Art and Whitley engage in a memorable thought experiment about how humanity would behave given advance warning of a planet-killing asteroid, from credit card companies to Las Vegas casinos. The discussion weaves together ancient prophecy, the Fatima letter, population pressures, and the possibility that the zodiac itself may be a calendar warning of cyclical catastrophe.
Key Moments
1996 JA-1: civilization-ender that buzzed Earth four days after discovery: Strieber walks through the recent close approaches: Hyakutake and Hale-Bopp comets appearing in quick succession, Chiron passing close, a small object inside 60,000 miles in 1995, and most striking - 1996 JA-1, an asteroid large enough to end human civilization, discovered only four days before passing 270,000 miles from Earth, close enough that its orbit was perturbed by Earth's gravity.
Shoemaker-Levy 9 scenario: an Arjuna captured into a degrading Earth orbit: Strieber describes the third impact scenario, modeled on Comet Shoemaker-Levy 9's serial impacts on Jupiter: an object class called an Arjuna that follows Earth's orbit, gets captured by Earth's gravity, breaks up, and impacts in series - visible for weeks, with deflection by missiles risking making it worse.
12,000-year cycle: mammoths frozen mid-meal, an apple tree in bloom: Strieber argues something catastrophic happened roughly 12,000 years ago - exactly halfway around the zodiac from now.
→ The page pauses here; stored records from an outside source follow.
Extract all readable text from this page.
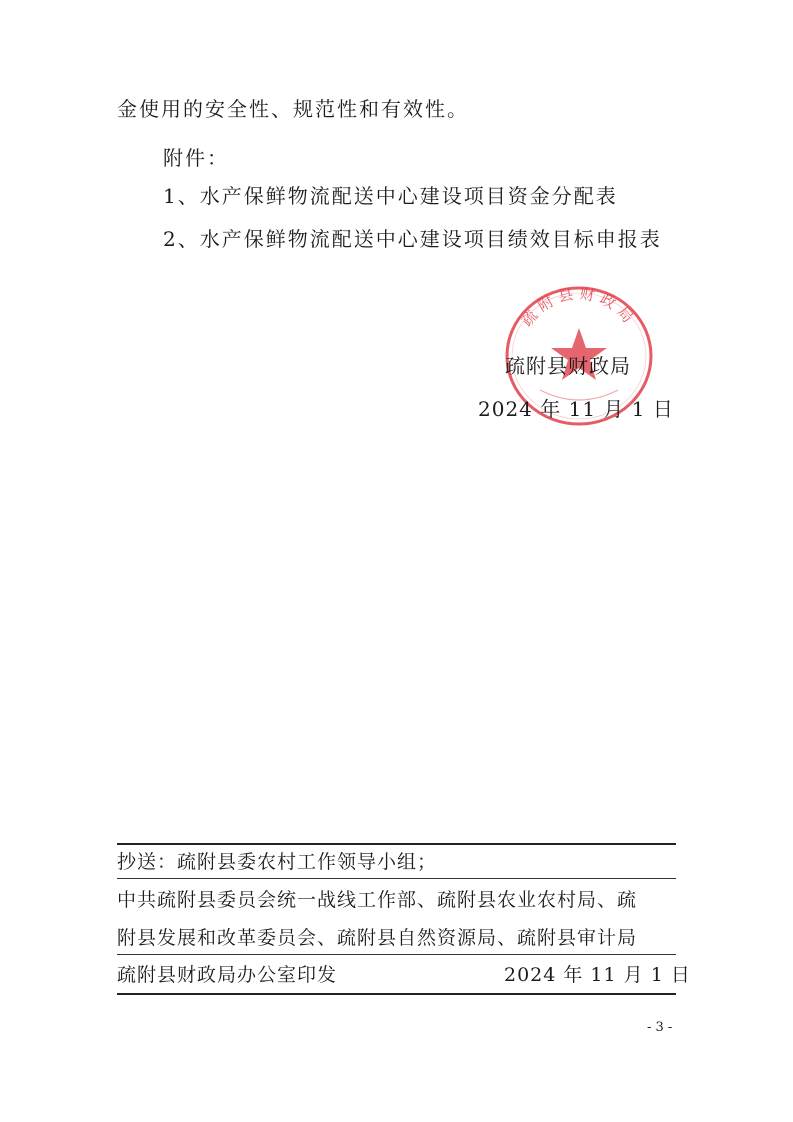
金使用的安全性、规范性和有效性。
附件：
1、水产保鲜物流配送中心建设项目资金分配表
2、水产保鲜物流配送中心建设项目绩效目标申报表
疏附县财政局
疏附县财政局
2024 年 11 月 1 日
抄送：疏附县委农村工作领导小组；
中共疏附县委员会统一战线工作部、疏附县农业农村局、疏
附县发展和改革委员会、疏附县自然资源局、疏附县审计局
疏附县财政局办公室印发	2024 年 11 月 1 日
- 3 -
He cites mammoths found across Siberia and Alaska with food still in their mouths and undigested grasses in their stomachs, and an apple tree found frozen in bloom on Alaska's North Slope, suggesting a sudden June-day catastrophe.
Why a floating shelf still matters: ice sheets behind it will calve: Strieber clarifies the most-misunderstood point about the Larson collapse: because the ice is already floating, the shelf itself won't raise sea levels - but the ice shelves act as buttresses for the continental ice sheets behind them, and once the shelf goes, those sheets will start calving directly into the sea, which will raise sea levels.
Larson Ice Shelf collapse predicted within two years: Strieber names Rudy Del Valle, director of geology for the Argentinian Antarctic Institute, who has been making increasingly dire ice predictions and is now forecasting that the 4,600-square-mile Larson Ice Shelf will collapse within two years. Strieber walks through the downstream risks: salinity dilution of the Antarctic Ocean and a worst-case Gulf Stream reversal that could turn England and Norway into Greenland-like climates.